Publié le 19 novembre 2012 par Descaracteres @descaracteres

Avec un retard de plusieurs mois, voici enfin les textes inspirés par l’illustration d’Emmanuelle Hiron. J’ai écrit le premier, puis viennent les participations pour l’appel à texte : « Hantise » d’Emmanuel Cognat, suivi de « Point d’humeur » de Cediez, et pour finir, « Transfusion » de Catherine.

Double express’

Texte : Benjamin Billiet

Clarence

Illustration : Emmanuelle Hiron

Devant les vitrines de Noël des Grands Magasins. C’est là qu’ils se rencontrent. Ni poésie, ni magie, pourtant. Clarence fonce à travers la foule, sans se soucier des membres qu’il démet, sans prendre garde aux pieds écrasés. À la bourre au boulot, comme trop souvent. En ce samedi de décembre, le café doit déjà être plein. Un serveur en retard, ce sont des clients qui s’impatientent, et se plaignent d’attendre leur café with a glass of tap water

Tous ces désœuvrés agglutinés autour des vitrines animées… Il les déteste tellement.
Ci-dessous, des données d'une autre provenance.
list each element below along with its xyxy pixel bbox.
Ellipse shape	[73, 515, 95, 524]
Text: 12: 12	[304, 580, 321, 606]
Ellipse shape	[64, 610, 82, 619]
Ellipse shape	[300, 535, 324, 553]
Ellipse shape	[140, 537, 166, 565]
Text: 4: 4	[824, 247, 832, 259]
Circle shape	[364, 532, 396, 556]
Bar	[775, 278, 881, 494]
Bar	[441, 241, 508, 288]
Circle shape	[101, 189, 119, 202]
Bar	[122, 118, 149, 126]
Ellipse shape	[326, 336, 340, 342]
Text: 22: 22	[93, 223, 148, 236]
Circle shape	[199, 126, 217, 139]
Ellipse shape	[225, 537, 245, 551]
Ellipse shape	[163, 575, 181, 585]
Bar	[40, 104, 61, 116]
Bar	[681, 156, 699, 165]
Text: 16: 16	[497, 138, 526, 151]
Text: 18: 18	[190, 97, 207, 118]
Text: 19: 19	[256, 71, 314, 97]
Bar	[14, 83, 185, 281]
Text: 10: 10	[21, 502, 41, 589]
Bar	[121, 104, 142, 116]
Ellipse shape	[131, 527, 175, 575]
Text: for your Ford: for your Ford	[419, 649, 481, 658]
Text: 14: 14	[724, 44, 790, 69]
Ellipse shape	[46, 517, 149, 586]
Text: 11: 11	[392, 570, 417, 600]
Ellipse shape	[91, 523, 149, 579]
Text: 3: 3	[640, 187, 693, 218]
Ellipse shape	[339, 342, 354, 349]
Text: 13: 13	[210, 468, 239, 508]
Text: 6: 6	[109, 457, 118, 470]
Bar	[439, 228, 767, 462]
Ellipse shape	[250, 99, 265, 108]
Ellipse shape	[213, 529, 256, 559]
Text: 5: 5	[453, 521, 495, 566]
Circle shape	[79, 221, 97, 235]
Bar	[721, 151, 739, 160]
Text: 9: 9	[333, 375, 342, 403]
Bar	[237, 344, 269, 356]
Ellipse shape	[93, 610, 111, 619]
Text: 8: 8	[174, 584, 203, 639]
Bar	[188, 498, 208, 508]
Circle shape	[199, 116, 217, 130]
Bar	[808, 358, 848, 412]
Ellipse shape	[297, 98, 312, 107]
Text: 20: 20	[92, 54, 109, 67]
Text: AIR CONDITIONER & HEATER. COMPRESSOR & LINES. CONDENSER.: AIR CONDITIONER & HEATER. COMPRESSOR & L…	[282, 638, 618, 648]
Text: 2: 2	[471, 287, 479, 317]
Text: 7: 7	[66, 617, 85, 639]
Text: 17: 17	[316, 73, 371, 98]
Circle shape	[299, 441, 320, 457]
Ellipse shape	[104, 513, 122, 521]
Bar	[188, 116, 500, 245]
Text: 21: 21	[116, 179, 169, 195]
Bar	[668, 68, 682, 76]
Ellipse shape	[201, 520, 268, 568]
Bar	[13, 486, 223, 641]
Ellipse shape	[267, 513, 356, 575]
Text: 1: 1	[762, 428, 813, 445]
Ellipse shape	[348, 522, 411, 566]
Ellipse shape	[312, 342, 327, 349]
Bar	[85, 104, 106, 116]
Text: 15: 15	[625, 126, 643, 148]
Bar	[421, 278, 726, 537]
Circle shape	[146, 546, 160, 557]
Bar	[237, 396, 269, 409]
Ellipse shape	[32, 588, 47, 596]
Les chômeurs, les mères et les marmots. Les touristes, aussi. Surtout. Des troupeaux de bestiaux incapables de penser individuellement, masse compacte qu’on ne peut fendre que par la force. Certains jours, il se sent capable d’en égorger. Lorsqu’il bute sur le touriste paparazzi, par exemple, celui qui s’arrête brutalement, sans crier gare, pour photographier un clochard, ou le nom d’une rue sur une plaque émaillée.

Ce samedi matin, il trace donc sa route à coups d’épaules et de coudes. Combien de personnes bousculées avant Mélanie ? Plusieurs, sans doute, mais il s’en est à peine aperçu. Avec elle, il ne peut faire autrement : elle ne s’écarte pas à temps, le reçoit de plein fouet, et n’évite de tomber que parce qu’elle est arrêtée par le dos d’un passant. Choc sourd, juron qui fuse entre les lèvres serrées mais s’interrompt à la vue de cette douleur qui reste imprimée sur le visage de la jeune fille. Gêné, il s’excuse, est désolé. Ce n’est rien, répond-elle, tout va bien. Il travaille à côté. Si elle veut, il lui offre un café ou un chocolat chaud, pour se faire pardonner.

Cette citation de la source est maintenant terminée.